The Bittman plan: Set a rough limit for yourself. Be aware of the calories in different kinds of food, but don’t get obsessed with counting them. Get half your calories from plant foods — not counting the oils used to flavor them.

Is a Hamburger and Fries So Bad?

“If you get half of your food intake from vegetables and fruits and whole grains, the other half wouldn’t be that bad for you unless you were eating suet,” Bittman says. “Even if you get 600 calories from a Big Mac and 450 calories from a medium order of fries, if the rest of your day’s diet were broccoli and apples and bulgur, you wouldn’t be that bad off.”

Look on the positive side, Bittman says. It is satisfying to eat beautiful vegetables. It is satisfying to eat rich whole grains.

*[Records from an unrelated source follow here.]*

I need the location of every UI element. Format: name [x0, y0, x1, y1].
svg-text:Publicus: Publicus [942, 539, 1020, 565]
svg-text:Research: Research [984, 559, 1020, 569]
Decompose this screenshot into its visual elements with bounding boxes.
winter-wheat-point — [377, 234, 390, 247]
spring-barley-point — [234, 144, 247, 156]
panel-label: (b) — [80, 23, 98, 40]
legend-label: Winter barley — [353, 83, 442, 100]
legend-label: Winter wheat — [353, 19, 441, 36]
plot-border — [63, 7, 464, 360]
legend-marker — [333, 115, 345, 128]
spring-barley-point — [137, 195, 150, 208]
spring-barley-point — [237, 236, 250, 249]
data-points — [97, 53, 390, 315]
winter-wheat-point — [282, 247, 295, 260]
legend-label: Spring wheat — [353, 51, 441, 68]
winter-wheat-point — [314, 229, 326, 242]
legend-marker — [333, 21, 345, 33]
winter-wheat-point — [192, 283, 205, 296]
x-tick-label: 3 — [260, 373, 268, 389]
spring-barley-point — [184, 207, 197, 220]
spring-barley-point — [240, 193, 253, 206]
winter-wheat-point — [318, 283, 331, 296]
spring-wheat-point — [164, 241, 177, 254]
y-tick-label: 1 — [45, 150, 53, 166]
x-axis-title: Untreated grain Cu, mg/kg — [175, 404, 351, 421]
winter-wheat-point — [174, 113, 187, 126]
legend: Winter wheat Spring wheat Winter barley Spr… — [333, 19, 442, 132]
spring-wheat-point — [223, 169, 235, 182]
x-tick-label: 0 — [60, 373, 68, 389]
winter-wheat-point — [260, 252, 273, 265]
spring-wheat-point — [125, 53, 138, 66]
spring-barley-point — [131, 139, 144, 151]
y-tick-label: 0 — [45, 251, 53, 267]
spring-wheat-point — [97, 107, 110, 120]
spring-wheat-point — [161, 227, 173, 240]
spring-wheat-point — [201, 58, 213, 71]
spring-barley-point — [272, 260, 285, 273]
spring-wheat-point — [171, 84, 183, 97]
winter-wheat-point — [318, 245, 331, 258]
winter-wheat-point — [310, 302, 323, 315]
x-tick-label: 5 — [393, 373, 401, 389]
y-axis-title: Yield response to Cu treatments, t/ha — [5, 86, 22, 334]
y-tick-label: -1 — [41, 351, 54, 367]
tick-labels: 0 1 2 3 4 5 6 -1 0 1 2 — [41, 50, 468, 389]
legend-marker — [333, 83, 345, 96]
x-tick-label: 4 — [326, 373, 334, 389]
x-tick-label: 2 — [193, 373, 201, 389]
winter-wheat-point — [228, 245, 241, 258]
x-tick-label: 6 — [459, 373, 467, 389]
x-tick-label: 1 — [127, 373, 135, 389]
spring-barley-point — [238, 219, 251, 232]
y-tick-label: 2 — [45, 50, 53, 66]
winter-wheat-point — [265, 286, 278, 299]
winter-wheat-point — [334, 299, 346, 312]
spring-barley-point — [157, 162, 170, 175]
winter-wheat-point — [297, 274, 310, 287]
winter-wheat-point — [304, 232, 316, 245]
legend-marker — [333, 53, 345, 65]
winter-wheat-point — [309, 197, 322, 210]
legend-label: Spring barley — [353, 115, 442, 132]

“Use a strategy of seeing the big picture. Say, ‘I am going to try to eat two cups each of vegetables and fruit every day, and a cup or two of whole grains every day,'” he advises. “I know that is going to leave me hungry. But at least I have eaten the stuff that has the fiber, that has the lack of fat, that has the omega-3 fatty acids. And then I am going to go ahead and put my olive oil on it and eat my meat and fish. I can eat smaller quantities. I just don’t have the willpower to go in any other direction.”

Bittman remembers the old days, when he and three friends would devour a four-pound pot roast. Last weekend, he cooked a 2 1/2 pound chuck roast for a five-person Super Bowl party — and there were leftovers.

“That never used to happen — everybody took just a small piece of meat,” he says. “We wound up eating five or six ounces. That is probably more than it should be, but I felt very restrained. It was a pack-of-cards-sized piece of meat. Now if I have to feel guilty about that — well, I don’t know that I can go there.”